Manutenzione e incidenti Altra criticità, a cui dà risposta ancora Giammari è lo stato delle bici, esposte alle intemperie e prive di un’adeguata manutenzione (e quindi pericolose), come lamentano alcuni utenti. «Come dimostrano alcuni studi e la scelta di tante città ‘bike-friendly’, approntare delle pensiline per proteggere le biciclette costerebbe di più che cambiarle ogni 4 anni, il loro periodo di vita medio. Per le selle e i manubri sì, c’è poco da fare, ma le catene e i cerchioni sono antiruggine». A garantire un controllo costante della funzionalità dei veicoli ci penserà la società di gestione, assicura il funzionario, e per chi teme di farsi male c’è la possibilità di stipulare un’assicurazione a parte, che assicura la copertura in caso di incidenti. «Il contratto che ogni utente stipula quando si abbona al servizio comprende una liberatoria che esclude da qualsiasi responsabilità il Comune o il gestore, e lo obbliga ad accertarsi che il mezzo sia in buone condizioni, segnalando eventuali avarie».

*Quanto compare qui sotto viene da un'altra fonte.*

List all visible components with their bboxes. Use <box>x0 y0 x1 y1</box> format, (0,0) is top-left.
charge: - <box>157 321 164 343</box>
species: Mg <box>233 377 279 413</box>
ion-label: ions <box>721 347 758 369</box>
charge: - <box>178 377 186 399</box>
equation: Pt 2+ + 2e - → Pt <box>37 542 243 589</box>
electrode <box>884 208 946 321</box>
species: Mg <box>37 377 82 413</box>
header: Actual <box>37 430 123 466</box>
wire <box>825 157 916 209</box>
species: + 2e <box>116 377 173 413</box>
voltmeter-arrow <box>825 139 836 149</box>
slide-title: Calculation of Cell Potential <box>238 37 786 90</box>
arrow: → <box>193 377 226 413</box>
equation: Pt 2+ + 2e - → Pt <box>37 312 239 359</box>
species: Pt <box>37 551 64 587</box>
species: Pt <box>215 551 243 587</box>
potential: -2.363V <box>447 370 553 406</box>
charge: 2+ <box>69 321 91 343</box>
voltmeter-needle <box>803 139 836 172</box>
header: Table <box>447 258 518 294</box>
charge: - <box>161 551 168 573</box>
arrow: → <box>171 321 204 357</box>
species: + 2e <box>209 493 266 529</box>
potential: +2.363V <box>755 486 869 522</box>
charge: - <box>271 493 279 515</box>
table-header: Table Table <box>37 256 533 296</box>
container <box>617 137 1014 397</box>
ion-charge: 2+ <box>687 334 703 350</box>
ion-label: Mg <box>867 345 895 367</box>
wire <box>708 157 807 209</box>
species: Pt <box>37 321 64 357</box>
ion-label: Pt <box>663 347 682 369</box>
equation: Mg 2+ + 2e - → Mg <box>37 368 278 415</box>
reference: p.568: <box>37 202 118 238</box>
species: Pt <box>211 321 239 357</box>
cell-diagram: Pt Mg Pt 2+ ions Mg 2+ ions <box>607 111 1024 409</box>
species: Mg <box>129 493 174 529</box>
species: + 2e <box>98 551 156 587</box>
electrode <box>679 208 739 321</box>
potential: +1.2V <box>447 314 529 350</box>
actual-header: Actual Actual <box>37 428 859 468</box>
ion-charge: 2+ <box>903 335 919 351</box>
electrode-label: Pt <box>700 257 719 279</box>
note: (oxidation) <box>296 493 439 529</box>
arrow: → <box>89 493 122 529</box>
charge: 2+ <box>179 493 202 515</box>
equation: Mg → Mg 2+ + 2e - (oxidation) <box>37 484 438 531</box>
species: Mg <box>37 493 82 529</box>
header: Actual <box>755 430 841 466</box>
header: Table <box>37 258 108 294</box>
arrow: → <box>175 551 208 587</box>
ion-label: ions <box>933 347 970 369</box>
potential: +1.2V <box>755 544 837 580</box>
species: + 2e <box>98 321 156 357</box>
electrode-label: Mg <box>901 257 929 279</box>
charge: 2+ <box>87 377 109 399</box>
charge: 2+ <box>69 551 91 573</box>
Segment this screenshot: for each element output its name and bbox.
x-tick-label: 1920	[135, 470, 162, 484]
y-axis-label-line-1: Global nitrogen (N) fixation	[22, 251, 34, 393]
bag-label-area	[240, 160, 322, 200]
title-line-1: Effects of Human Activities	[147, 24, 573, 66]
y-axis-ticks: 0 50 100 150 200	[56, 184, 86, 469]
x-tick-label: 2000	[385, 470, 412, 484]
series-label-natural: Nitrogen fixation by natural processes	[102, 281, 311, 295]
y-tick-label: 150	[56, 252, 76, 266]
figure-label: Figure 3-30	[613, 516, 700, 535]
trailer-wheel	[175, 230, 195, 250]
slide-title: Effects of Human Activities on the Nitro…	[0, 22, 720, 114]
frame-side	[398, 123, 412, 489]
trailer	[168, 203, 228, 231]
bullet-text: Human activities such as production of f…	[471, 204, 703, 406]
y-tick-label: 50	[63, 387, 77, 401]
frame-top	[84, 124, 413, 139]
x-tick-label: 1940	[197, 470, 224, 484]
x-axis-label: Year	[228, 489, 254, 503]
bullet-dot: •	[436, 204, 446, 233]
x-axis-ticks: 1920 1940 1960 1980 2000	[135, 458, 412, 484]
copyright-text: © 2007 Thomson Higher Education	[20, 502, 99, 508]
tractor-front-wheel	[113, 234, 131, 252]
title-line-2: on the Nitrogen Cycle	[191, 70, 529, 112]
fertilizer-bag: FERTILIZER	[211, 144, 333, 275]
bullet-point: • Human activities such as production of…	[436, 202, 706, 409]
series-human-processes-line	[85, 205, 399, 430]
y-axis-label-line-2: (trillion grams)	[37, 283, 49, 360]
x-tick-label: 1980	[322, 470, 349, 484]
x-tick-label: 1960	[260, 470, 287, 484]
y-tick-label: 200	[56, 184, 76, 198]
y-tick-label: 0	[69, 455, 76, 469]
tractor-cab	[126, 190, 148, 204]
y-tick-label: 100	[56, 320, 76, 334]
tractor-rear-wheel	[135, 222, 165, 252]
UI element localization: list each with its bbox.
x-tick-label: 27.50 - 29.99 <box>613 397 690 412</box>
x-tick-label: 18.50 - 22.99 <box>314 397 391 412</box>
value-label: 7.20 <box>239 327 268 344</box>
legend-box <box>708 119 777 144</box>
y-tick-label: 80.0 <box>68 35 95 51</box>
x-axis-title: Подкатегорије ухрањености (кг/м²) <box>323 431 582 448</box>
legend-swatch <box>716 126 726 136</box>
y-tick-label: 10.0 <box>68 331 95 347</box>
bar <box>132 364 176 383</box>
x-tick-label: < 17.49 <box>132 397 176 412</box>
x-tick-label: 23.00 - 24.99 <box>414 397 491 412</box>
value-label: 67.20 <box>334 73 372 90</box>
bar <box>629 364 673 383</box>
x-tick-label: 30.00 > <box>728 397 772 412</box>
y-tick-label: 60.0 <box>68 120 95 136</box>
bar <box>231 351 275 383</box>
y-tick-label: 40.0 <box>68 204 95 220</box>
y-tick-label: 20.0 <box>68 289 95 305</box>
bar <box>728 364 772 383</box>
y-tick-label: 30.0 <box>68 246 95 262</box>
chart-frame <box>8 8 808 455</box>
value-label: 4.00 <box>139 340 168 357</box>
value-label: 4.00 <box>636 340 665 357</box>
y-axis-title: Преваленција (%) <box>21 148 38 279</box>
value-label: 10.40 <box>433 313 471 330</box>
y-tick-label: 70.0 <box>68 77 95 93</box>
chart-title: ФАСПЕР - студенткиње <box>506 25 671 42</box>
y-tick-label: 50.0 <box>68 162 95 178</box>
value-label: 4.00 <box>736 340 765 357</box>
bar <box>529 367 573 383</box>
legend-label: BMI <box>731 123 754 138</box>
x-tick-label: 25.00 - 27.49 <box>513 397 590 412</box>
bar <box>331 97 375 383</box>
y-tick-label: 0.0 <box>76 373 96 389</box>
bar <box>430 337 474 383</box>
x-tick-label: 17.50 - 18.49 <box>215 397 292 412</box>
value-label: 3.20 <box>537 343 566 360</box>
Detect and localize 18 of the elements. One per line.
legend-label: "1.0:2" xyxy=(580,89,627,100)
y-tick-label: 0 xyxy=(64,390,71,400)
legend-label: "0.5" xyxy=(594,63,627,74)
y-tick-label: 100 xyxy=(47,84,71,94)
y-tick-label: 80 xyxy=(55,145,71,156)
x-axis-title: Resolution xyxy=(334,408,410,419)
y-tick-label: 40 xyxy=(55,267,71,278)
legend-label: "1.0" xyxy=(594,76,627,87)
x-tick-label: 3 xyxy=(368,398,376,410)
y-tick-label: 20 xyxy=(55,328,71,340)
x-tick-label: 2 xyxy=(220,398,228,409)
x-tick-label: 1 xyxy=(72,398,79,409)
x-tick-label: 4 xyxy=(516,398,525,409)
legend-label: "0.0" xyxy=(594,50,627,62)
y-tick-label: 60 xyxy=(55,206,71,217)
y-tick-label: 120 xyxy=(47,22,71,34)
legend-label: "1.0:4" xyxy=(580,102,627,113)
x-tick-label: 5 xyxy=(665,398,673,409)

Ciclabilità e rastrelliere Parlando di bikesharing, il pensiero non può che correre a quanti magari la bici la userebbero volentieri ma che non possono farlo per mancanza di collegamenti ciclopedonali con il centro – vedi Borgo Rivo – o all’annosa questione delle rastrelliere, in alcune strade rare come un ago nel pagliaio. Su entrambi i fronti, al momento sembra esserci poco da fare. «Non ci sono soldi per costruire nuove piste ciclabili – lamenta l’assessore ai lavori pubblici Silvano Ricci – però stiamo pensando alla creazione di alcune ‘zone 30’ (area urbana dove il limite di velocità è di 30 chilometri orari invece dei consueti 50 previsti dal codice stradale; ndr) che consentano un transito più sicuro per bici e pedoni». Pochi fondi anche per i portabici, come conferma l’assessore all’Urbanistica Marco Malatesta: «Bilancio permettendo, abbiamo chiesto un finanziamento di 100mila euro per l’arredo urbano del territorio che comprende anche l’installazione di nuove rastrelliere. Saranno poche, vista l’esiguità delle risorse, ma invitiamo i cittadini a richiederle direttamente alle circoscrizioni e all’assessorato. Faremo il possibile, un po’ per volta».

One reply on “Terni e il bike-sharing: 645 gli abbonamenti. «Presto in vendita anche in edicole e tabacchi»”

  1. Una critica costruttiva per migliorare il servizio: le bici sono mono-rapporto e va bene, dato che il costo per una bici con il cambio e per la manutenzione sarebbe elevato. Ma il rapporto che c’è su è troppo duro a mio avviso: funziona bene quando la bici è lanciata, cosa che capita di rado in centro città, dove invece, secondo me, per le prossime bici occorrerebbe un mono-rapporto più agile, a discapito della velocità di punta che non credo interessi agli utenti.

    La curva manubrio spesso ruota verso il basso: dato che non si può stare a stringere con le brugole tutti gli attacchi manubrio non si potrebbe optare per una soluzione del tubo a sezione quadrata anziché tonda? Così si eviterebbe il fastidioso e pericoloso scivolamento.

    Infine le gomme sono spesso a terra. Anche se non le ho mai provate non si potrebbe pensare alle gomme piene? Se non sono molto pesanti o costose, per la nostra città e per l’utenza andrebbero benone!